The laws around holiday lets are changing – affecting budding property investors.
Levelling up secretary, Michael Gove, is considering forcing landlords to submit a “change of use” planning application to the council in order to turn properties into short-term lets, such as Airbnbs.
Meanwhile, business rates thresholds have also changed.
This blog post explains all you need to know.
What are holiday lets?
Holiday lets, also known as serviced accommodation, are properties that are used for holiday stays, with the term also encompassing any corporate travel or temporary accommodation, associated with short term lets.
Let-lengths usually range from a few days to 2-3 weeks, and holiday lets are often decorated to a high standard and contain everything that a person would need when staying away from home.

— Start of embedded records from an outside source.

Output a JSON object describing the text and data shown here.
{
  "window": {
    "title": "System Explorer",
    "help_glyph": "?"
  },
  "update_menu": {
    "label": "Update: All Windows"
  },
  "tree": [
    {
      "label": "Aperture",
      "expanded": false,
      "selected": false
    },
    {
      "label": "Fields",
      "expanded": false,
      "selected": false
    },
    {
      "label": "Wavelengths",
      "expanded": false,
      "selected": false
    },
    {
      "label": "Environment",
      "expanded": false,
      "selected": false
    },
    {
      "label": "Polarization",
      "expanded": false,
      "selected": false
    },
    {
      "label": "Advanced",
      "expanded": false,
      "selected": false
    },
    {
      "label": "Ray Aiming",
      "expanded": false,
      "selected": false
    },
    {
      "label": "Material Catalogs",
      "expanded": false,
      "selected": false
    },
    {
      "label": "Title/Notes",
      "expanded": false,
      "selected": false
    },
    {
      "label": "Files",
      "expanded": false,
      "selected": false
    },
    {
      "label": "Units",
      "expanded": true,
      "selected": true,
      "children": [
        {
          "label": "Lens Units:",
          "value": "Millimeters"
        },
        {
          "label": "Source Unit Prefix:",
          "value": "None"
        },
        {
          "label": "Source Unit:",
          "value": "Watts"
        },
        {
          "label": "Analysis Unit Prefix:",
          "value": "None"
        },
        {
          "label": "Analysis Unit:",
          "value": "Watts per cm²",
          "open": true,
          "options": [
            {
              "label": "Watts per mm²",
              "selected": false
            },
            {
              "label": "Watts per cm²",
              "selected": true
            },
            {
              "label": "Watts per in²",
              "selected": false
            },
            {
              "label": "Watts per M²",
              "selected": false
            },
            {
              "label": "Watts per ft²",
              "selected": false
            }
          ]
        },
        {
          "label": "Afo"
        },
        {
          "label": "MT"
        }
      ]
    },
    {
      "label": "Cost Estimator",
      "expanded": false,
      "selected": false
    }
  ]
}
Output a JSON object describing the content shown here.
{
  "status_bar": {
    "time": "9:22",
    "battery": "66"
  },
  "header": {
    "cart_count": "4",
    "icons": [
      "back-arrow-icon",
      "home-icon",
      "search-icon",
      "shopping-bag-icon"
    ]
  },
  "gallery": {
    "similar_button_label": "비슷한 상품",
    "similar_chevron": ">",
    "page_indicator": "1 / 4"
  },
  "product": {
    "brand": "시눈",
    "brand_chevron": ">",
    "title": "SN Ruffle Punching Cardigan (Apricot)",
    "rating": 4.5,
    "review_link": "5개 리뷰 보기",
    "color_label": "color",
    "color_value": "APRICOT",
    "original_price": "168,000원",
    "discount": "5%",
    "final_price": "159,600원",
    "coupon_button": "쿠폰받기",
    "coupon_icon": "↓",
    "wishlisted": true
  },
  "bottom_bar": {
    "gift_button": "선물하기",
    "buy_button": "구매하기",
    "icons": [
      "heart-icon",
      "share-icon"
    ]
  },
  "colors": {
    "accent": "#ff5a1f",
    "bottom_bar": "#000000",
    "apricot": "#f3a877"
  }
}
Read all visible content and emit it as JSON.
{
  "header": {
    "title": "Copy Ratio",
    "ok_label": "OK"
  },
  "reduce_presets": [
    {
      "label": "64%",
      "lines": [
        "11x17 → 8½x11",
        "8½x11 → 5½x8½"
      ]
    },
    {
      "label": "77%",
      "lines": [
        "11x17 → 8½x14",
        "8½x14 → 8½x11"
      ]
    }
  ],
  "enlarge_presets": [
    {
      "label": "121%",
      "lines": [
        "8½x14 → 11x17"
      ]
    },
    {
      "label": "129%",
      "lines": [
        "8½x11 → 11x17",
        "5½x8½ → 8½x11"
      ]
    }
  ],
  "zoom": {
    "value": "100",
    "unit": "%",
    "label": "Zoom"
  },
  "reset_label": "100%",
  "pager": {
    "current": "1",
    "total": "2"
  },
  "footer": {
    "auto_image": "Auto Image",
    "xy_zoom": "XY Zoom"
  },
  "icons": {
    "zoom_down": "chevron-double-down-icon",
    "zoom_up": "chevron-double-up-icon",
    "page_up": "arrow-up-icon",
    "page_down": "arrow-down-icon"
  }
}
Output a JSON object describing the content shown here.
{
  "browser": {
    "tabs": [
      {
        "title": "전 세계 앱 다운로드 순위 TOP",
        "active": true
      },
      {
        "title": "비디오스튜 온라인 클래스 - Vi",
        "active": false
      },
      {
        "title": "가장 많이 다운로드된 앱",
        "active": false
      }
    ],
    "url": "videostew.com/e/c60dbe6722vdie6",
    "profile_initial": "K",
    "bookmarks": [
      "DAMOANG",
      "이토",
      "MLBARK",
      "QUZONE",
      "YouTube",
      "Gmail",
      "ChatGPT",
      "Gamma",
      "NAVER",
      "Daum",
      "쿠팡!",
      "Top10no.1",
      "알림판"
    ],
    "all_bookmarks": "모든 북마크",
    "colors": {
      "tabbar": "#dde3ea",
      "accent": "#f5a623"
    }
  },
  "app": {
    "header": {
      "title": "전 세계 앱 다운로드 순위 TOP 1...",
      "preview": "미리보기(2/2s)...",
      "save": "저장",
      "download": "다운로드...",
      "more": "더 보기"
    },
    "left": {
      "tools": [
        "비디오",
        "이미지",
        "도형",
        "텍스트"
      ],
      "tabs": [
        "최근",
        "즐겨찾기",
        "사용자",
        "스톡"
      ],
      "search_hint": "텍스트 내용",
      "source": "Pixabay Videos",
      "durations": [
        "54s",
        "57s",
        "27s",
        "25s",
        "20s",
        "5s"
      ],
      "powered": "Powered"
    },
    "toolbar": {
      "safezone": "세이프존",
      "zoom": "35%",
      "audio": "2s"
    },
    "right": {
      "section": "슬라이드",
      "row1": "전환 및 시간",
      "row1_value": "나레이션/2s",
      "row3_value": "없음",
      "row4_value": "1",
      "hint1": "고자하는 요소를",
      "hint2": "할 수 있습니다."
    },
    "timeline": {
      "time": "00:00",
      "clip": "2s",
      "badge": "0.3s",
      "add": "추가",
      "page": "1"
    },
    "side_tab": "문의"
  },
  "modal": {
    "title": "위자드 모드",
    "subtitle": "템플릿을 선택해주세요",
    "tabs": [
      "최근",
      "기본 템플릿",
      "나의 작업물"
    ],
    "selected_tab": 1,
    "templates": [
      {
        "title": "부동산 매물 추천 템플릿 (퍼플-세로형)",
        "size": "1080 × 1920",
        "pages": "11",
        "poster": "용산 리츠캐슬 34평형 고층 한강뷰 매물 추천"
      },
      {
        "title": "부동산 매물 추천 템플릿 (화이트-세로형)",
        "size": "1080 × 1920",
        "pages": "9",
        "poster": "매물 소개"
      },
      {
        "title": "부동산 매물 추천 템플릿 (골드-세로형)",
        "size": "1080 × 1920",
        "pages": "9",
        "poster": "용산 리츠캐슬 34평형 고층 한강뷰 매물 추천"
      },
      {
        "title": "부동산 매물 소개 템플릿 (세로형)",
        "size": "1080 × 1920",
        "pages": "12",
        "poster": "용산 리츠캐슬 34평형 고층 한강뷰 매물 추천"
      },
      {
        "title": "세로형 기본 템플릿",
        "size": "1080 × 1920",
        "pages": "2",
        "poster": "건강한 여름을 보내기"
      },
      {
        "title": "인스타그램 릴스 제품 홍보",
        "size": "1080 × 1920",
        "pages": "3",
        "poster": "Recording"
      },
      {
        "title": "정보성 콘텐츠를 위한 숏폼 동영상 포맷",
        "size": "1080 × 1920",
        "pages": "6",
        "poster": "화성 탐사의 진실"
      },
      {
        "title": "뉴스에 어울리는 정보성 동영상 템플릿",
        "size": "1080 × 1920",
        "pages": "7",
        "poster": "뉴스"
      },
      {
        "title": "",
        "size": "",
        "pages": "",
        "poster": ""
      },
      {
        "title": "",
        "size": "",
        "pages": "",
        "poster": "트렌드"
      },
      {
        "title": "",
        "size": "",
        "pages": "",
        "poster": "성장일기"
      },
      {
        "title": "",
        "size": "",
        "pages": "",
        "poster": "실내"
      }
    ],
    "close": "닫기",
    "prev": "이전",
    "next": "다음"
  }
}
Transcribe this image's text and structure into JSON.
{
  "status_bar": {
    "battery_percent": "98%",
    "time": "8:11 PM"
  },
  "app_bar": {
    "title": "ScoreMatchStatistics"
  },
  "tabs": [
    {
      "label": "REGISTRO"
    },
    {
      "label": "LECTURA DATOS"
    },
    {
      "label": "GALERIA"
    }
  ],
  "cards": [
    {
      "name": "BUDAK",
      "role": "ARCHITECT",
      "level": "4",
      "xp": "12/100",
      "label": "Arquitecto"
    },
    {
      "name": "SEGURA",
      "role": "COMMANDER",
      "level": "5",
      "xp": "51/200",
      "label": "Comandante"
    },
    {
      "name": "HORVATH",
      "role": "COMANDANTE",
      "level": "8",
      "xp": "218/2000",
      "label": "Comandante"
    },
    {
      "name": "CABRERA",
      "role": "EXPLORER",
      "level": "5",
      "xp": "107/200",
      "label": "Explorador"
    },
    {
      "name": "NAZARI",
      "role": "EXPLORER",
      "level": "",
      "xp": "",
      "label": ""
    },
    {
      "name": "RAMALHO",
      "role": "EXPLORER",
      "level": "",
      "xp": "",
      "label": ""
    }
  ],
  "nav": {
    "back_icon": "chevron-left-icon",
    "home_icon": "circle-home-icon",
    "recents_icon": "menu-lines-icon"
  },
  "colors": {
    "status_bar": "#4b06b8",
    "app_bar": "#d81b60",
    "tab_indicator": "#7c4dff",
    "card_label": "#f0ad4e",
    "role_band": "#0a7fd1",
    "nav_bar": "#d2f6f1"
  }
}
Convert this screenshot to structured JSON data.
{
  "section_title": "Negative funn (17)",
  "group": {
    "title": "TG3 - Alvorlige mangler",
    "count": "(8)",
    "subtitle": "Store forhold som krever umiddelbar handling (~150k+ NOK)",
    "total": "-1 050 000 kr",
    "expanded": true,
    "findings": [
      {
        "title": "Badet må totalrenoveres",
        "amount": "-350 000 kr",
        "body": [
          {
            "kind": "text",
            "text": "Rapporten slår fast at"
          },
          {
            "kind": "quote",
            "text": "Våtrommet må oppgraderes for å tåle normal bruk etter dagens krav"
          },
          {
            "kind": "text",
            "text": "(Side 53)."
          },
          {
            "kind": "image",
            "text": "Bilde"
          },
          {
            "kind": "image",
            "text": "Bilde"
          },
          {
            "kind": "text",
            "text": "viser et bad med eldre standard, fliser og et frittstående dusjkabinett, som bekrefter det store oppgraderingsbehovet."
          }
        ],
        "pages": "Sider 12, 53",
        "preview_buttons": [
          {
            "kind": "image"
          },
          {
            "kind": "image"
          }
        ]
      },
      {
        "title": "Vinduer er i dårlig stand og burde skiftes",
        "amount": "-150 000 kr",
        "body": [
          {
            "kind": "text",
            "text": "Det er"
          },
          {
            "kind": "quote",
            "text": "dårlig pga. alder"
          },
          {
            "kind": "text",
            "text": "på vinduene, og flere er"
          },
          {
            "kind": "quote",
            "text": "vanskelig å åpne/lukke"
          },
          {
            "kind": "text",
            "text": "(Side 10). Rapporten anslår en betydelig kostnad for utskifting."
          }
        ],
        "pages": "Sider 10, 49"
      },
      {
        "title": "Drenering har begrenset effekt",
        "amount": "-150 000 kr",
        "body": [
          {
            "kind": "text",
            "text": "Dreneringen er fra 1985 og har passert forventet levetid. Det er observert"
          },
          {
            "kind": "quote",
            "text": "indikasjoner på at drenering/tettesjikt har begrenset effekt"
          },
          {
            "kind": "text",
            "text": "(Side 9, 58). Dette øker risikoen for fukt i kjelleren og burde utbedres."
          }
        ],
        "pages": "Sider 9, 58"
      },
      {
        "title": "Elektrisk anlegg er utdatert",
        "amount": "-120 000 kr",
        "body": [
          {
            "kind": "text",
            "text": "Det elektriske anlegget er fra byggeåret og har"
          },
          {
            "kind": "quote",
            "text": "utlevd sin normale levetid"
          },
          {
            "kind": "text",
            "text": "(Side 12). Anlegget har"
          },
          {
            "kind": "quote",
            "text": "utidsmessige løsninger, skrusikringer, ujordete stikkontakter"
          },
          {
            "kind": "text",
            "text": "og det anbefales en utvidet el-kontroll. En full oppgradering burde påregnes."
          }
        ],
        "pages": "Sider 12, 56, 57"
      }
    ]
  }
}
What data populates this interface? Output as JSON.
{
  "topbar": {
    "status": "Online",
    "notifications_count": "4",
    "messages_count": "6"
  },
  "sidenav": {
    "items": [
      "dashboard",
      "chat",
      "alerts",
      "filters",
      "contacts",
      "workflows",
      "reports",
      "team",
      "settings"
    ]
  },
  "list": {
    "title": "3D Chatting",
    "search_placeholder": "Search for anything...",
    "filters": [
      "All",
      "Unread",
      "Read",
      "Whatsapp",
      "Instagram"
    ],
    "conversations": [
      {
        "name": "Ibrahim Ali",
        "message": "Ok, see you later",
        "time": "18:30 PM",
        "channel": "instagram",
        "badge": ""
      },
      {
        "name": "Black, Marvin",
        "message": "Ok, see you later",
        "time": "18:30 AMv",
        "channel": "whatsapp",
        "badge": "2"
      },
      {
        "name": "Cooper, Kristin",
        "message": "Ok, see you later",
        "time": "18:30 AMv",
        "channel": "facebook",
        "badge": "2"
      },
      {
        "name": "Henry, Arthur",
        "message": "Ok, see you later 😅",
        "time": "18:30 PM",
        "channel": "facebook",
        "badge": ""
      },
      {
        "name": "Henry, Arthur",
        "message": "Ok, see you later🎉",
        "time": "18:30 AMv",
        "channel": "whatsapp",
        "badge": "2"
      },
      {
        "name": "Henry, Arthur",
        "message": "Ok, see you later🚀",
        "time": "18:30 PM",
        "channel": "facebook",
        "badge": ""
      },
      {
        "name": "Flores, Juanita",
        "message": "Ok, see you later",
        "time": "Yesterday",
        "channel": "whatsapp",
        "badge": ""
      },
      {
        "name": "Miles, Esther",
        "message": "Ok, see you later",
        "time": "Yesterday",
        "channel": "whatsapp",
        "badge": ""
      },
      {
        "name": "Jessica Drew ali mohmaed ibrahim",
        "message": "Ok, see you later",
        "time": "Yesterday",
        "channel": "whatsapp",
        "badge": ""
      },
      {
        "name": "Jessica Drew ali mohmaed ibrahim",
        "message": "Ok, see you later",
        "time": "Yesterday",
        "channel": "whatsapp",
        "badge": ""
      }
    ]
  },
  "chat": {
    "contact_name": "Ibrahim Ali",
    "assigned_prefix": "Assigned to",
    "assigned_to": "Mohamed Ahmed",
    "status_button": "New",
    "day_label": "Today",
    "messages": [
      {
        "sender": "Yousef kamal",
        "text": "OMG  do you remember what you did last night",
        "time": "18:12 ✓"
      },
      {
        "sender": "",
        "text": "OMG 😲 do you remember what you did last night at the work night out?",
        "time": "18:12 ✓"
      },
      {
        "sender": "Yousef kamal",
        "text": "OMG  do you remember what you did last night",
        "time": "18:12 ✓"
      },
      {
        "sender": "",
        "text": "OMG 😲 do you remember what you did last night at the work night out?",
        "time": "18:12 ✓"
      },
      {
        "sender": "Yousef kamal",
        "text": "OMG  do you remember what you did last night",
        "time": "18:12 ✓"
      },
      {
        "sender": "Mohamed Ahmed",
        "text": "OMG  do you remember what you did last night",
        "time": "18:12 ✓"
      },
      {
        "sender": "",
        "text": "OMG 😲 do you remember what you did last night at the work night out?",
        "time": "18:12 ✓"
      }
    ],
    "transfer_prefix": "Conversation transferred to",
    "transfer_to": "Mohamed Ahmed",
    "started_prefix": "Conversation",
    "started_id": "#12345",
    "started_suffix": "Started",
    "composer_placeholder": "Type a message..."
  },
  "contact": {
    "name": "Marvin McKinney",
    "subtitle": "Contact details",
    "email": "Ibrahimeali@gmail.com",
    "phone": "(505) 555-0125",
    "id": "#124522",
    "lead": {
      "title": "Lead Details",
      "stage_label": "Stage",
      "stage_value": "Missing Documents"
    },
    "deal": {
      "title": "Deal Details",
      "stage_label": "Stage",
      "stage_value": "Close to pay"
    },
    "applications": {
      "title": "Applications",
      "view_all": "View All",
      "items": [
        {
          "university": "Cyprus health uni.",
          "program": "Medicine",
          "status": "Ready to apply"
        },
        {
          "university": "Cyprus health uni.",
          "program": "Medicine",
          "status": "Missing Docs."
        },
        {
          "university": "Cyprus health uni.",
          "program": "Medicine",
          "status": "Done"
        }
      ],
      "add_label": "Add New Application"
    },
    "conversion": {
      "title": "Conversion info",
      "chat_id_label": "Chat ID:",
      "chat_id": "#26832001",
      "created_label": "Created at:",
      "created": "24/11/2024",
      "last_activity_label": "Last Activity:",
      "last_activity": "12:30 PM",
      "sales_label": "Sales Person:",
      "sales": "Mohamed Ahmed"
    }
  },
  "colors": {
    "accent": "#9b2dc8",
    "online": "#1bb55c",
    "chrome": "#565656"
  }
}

Usually, holiday lets are located in tourist areas or close by to areas of interest. Alternatively, they can be located in city centres or close to sites of major festivals.
What are the current key legal requirements for holiday lets?
Holiday lets legal rules are in place for a reason, but are relatively easy to adhere to:
- The holiday let must be actively promoted and let commercially, with the intention of making a profit
- The property must be available for commercial holiday letting to guests and holiday makers for at least 210 days (30 weeks) per year
- If the furnished holiday let is rented out by the same person for more than 31 days, then there shouldn’t be more than 155 days (+22 weeks) of this type of ‘long term’ occupation per year
- The property must be rented out as holiday accommodation to the general public for a minimum of 105 days (15 weeks) out of the 210 days that it has been made available
- The property needs to be adequately furnished and equipped
What rules are changing on holiday lets and serviced accommodation?
The holiday let law that is changing on 1st April 2023 is associated with what constitutes a self catering property and business rates.
What are business rates?
Business rates (sometimes called commercial rates) are a tax levied on business properties. The money collected is channelled by local communities into services such as police, fire and waste management, in many ways similar to council tax.
What are the rules on business rates for holiday lets?
Until 31 March 2023, if a property in England is available to let for short periods of at least 140 days per year, it will be rated as a self-catering property and valued for business rates.
If the property is in Wales, it will be rated as a self-catering property and valued for business rates, if:
- It is available to let for short term periods for at least 140 days per year
- It is let for at least 70 days per year
What are the new rules on holiday lets from April 2023?
From 1st April 2023, it will be rated as a self-catering property and valued for business rates if both:
- Available to let for short periods for at least 140 days in total over the current and previous tax years
- Let for at least 70 days in the last 12 months
If in Wales, it would be the case if:
- It is available to let for short periods for at least 252 days in total over the current and previous tax years
- It has been let for 182 days in the last 12 months
What other holiday let and serviced accommodation laws could change in 2023?
Levelling up secretary, Michael Gove, is debating requiring landlords to submit a “change of use” planning application to councils should they want to turn properties into short term holiday lets, like Airbnb.
The move is supported by former cabinet ministers. Theresa Villers backs a further change requiring planning permission to change the use of a property to a tourist rental. She is also encouraging the changing of the statutory limit for starting developments after planning permission from two years to one, and giving new powers to revoke planning permission from developers who have not started construction.
What opportunities are available to holiday let property investors?
The holiday lets law change and proposals presents opportunities for property investors.
The new laws provide a further safeguard to investors who less frequently sell out the property.
The change to planning permission could also create opportunities for property investors, should it raise the bar for quality in the community.
The current economy is also favourable to UK holiday lets. In previous economic downturns, there has been an increased trends towards UK staycations citing an advantage of UK coastal and city breaks.